Le schéma ci-contre a été initialement publié par Tjeerd Blacquière et Delphine Panziera en 2019 dans un article pour la revue scientifique Biological Invasions intitulé « Darwinian black box selection for resistance to settled invasive Varroa destructor parasites in honey bees ». Les auteurs l’ont ensuite adapté en français pour la revue Abeilles & Cie

LES ATOUTS DU PROGRAMME

Le protocole « Darwin’s Black Bee Box » :

  • fonctionne à l’échelle locale et contribue à éviter la propagation de maladies et de parasites non indigènes ;
  • renforce les ruches et les essaims à long terme ;
  • conserve la diversité génétique fonctionnelle de la population d’abeilles mellifères ;
  • favorise l’essaimage et contribue à la réintroduction des abeilles mellifères dans la nature ;
  • aide le varroa, espèce invasive, à se naturaliser en harmonie avec les espèces indigènes ;
  • pourrait fonctionner pour d’autres espèces invasives de parasites.

L'ÉQUIPE

Tjeerd BlacquièreTjeerd Blacquière est biologiste et botaniste à l’Université de Wageningen aux Pays-Bas. Il est également apiculteur amateur depuis le début des années 2000. Lorsqu’à l’aune du XXIe siècle ont émergé les premiers rapports faisant état de zones où les abeilles avaient naturellement développé une résistance au varroa, Tjeerd Blaquière a commencé à nourrir un espoir un peu fou : et si la sélection naturelle armait les abeilles contre le varroa ? Il a alors démarré des tests grandeur nature et dix ans plus tard, le constat est enthousiasmant.

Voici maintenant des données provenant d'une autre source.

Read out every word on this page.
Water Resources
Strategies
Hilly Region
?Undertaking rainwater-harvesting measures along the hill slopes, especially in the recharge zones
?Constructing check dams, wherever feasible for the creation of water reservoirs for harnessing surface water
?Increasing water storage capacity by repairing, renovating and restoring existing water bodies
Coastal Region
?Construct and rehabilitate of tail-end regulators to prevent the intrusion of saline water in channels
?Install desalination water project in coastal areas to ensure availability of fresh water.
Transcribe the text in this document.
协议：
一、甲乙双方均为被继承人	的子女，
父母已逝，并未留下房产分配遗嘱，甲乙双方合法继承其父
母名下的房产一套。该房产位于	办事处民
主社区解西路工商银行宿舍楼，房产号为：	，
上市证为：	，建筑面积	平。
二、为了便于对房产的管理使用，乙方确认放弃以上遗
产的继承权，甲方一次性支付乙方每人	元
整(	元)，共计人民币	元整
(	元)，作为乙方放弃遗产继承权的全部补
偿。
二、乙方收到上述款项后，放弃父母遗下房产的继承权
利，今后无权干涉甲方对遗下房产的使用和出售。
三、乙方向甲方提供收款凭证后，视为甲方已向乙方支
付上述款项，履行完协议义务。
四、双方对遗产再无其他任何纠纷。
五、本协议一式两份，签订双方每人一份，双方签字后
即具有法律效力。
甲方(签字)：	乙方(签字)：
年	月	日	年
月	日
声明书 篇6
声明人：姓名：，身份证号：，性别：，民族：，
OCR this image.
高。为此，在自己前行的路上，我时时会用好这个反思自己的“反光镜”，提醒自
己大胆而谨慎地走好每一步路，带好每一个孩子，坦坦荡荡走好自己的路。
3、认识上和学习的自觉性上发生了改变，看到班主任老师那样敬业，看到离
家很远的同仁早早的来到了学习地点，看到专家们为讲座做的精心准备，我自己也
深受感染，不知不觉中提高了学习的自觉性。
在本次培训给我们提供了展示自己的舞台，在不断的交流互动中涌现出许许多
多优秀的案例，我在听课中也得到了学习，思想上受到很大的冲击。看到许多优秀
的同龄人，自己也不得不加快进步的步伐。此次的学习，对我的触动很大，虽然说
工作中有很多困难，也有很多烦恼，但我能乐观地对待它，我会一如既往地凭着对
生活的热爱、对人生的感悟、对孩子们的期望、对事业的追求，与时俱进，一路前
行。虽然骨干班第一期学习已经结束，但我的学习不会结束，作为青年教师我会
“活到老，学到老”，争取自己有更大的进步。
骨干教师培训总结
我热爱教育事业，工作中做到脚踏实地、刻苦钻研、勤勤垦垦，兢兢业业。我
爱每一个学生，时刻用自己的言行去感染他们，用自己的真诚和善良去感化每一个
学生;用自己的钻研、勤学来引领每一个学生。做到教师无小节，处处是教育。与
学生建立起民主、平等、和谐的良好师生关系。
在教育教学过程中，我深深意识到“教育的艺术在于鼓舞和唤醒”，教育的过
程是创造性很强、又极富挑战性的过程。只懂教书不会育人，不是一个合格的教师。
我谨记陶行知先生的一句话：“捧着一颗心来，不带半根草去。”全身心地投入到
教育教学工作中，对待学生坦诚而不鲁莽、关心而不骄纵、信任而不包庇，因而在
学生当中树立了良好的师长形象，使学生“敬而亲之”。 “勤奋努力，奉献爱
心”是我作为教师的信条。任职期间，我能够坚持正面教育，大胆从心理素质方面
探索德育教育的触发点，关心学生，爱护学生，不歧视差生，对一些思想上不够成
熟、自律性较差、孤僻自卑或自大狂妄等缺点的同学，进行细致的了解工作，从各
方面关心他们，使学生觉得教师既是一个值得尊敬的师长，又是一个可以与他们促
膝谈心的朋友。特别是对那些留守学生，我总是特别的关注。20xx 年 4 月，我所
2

Delphine PanzieraDelphine Panziera est également chercheuse à l’Université de Wageningen où elle travaille en collaboration avec Tjeerd Blacquière. Depuis plusieurs années, elle consacre ses recherches à l’étude du varroa. Elle se rendra, avec Tjeerd Blacquière, deux fois par an dans chacun des conservatoires de la FEdCAN partenaires du projet DBBB afin d’évaluer l’état des colonies qui prennent part à l’expérience.


Joann GroixJoann Sy : responsable du pôle « Pollinisateurs sauvages » de POLLINIS et titulaire d’un doctorat en santé publique à l’Université de Yale, Joann Sy est à l’initiative du projet chez POLLINIS et en pilote le suivi. 

 


 

LES PARTENAIRES

POLLINIS travaille avec quatre conservatoires de l’abeille noire de la Fédération européenne des conservatoires de l’abeille noire (FEdCAN) pour mener le projet DBBB.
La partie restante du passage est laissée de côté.